- Created: Thursday, 27 August 2009 13:34
- Written by Louis Brehony
FRFI 209 June / July 2009
Nepal: Counter-revolution mobilizes
On 4 May, Nepal’s communist Prime Minister, Pushpa Kamal Dahal Prachanda, resigned from office, barely a year after his Unified Communist Party of Nepal (Maoist) (UCPN(M)) won the elections to the country’s first constituent assembly. His resignation follows a threatened coup by the UCPN(M)’s opponents, led by President Ram Baran Yadav of the Nepali Congress Party (NC) and supported by the military and the reactionary United Marxist-Leninist (UML) ‘communists’. These events reflect the continuing struggle between the impoverished mass of the Nepali people struggling for socialism, and the corrupt elite colluding with imperialism to try to hold back the revolutionary movement.
Following the elections in May 2008, which made the UCPN(M) Nepal’s largest party, there was an agreement to integrate People’s Liberation Army fighters into the military, with the Maoists bringing their 19,000 class conscious guerillas into contact with the army rank and file. Knowing that the guerillas are supportive of land reform and democracy, the army establishment has resisted their integration at every step. The chief of staff of the Nepali Army, Rookmangud Katawal, has played a particularly reactionary role in trying to undermine the UCPN(M). He was found to be the main organiser of the planned coup, aborted when details were leaked to the Kathmandu Post.

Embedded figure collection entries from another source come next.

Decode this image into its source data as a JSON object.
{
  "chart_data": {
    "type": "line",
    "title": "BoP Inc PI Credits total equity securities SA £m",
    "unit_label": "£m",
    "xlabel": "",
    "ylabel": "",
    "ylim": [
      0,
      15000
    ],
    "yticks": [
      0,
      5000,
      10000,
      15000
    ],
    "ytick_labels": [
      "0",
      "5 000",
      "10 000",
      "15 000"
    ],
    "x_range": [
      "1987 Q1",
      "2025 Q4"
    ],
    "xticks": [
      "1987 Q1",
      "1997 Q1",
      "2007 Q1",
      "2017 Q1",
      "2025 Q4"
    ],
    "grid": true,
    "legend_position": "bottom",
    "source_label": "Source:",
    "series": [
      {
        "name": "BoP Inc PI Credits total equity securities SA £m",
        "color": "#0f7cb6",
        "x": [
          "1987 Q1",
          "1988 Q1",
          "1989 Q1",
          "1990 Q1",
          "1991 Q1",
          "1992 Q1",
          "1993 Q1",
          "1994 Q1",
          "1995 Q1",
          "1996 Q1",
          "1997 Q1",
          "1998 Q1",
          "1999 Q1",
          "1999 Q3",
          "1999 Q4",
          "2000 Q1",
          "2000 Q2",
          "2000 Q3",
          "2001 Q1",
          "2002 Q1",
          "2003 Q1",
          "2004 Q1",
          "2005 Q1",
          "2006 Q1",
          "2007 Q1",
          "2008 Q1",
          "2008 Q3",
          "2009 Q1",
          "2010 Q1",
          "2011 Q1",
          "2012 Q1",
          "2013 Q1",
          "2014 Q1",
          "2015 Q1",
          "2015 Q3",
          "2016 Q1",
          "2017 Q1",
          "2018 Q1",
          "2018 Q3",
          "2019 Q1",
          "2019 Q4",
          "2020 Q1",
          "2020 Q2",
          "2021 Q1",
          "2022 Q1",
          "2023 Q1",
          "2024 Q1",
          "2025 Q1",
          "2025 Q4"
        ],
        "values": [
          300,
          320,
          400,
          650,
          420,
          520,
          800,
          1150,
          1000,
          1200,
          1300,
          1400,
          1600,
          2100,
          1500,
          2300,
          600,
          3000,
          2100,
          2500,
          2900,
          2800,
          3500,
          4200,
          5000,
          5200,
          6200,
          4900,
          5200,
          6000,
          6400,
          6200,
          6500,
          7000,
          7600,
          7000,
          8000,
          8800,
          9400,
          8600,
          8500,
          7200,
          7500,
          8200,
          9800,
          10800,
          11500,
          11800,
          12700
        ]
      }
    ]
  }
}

When the UCPN(M)-led government told Katawal to step down on 3 May, President Yadav stood in the way and prevented the elected leadership from carrying out its duties. The other parties in the coalition, including the NC and the UML, quit the government in defence of the army chief. Prachanda saw no other option than to step down as Prime Minister in the face of ‘unconstitutional and illegal’ actions by the President, pointing out that ‘the interim constitution does not give any right to the President to act as a parallel power’.
In government the revolutionary UCPN(M) has been restricted by its opponents’ constant attempts to hold back the many reforms demanded by the mass movement. According to political analyst Kanak Mani Dixit: ‘After coming to power, the Maoists have been systematically attacking the institutions of state, like the judiciary and the media. The army was the only institution they couldn’t touch. The fear was that they would bring down the army also.’ Even under the constraints of the coalition government the UCPN(M) have been clear about their objectives of establishing a socialist People’s Republic and bringing in greater industrialisation. As Finance Minister Bhattarai recently said: ‘We are Marxists, but we are not dogmatic Marxists...We want to develop the science of Marxism...We are very practical and realistic Marxists who want to bring about real change in society.’

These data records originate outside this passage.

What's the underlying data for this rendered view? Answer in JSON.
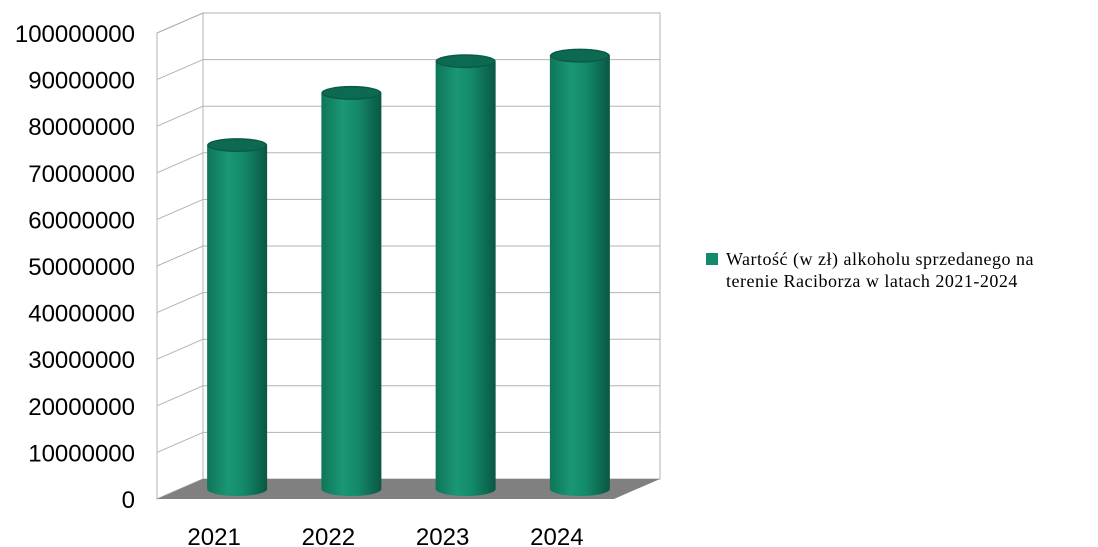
{
  "chart_data": {
    "type": "bar",
    "style": "3d-cylinder",
    "categories": [
      "2021",
      "2022",
      "2023",
      "2024"
    ],
    "series": [
      {
        "name": "Wartość (w zł) alkoholu sprzedanego na terenie Raciborza w latach 2021-2024",
        "values": [
          73800000,
          85000000,
          91800000,
          93000000
        ],
        "color": "#138a6b"
      }
    ],
    "ylim": [
      0,
      100000000
    ],
    "yticks": [
      "0",
      "10000000",
      "20000000",
      "30000000",
      "40000000",
      "50000000",
      "60000000",
      "70000000",
      "80000000",
      "90000000",
      "100000000"
    ],
    "grid": true,
    "legend_position": "right",
    "colors": {
      "bar": "#138a6b",
      "bar_dark": "#0b5a45",
      "bar_light": "#2aa882",
      "floor": "#808080",
      "grid": "#b3b3b3"
    }
  }
}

Narayan Kaji Shrestha, deputy leader of the UCPN(M), said that his party would not allow parliament to function unless Katawal was sacked. Prachanda exposed the opposition as puppets of imperialism: ‘As per the dictates of their foreign masters, the dejected and rejected UML and NC leaders are forming the next government...Their heads will be always down as they have surrendered to their foreign masters, we have resigned but yet our heads will always be up.’ Amid continuing unrest and a UCPN(M) boycott, the UML’s Madhav Kumar Nepal was sworn in as Prime Minister on 25 May, promising to draft a new constitution, as protesters burned effigies of him and the Maoists warned that his fragile government ‘will not last long’.
Millions of people in Nepal face dire poverty. One quarter of Nepalis live on a daily income of less than a dollar, with more than 80 per cent of the population depending on agriculture for an income. On one side stands a revolutionary force with the overwhelming support of the mass of the people, fighting to radically change the institutions of power and push for better living standards for the poor majority. On the other side stands an elite ruling class, tied historically to the corrupt and brutal military, and supported by international capital. The political situation in Nepal is on a knife edge.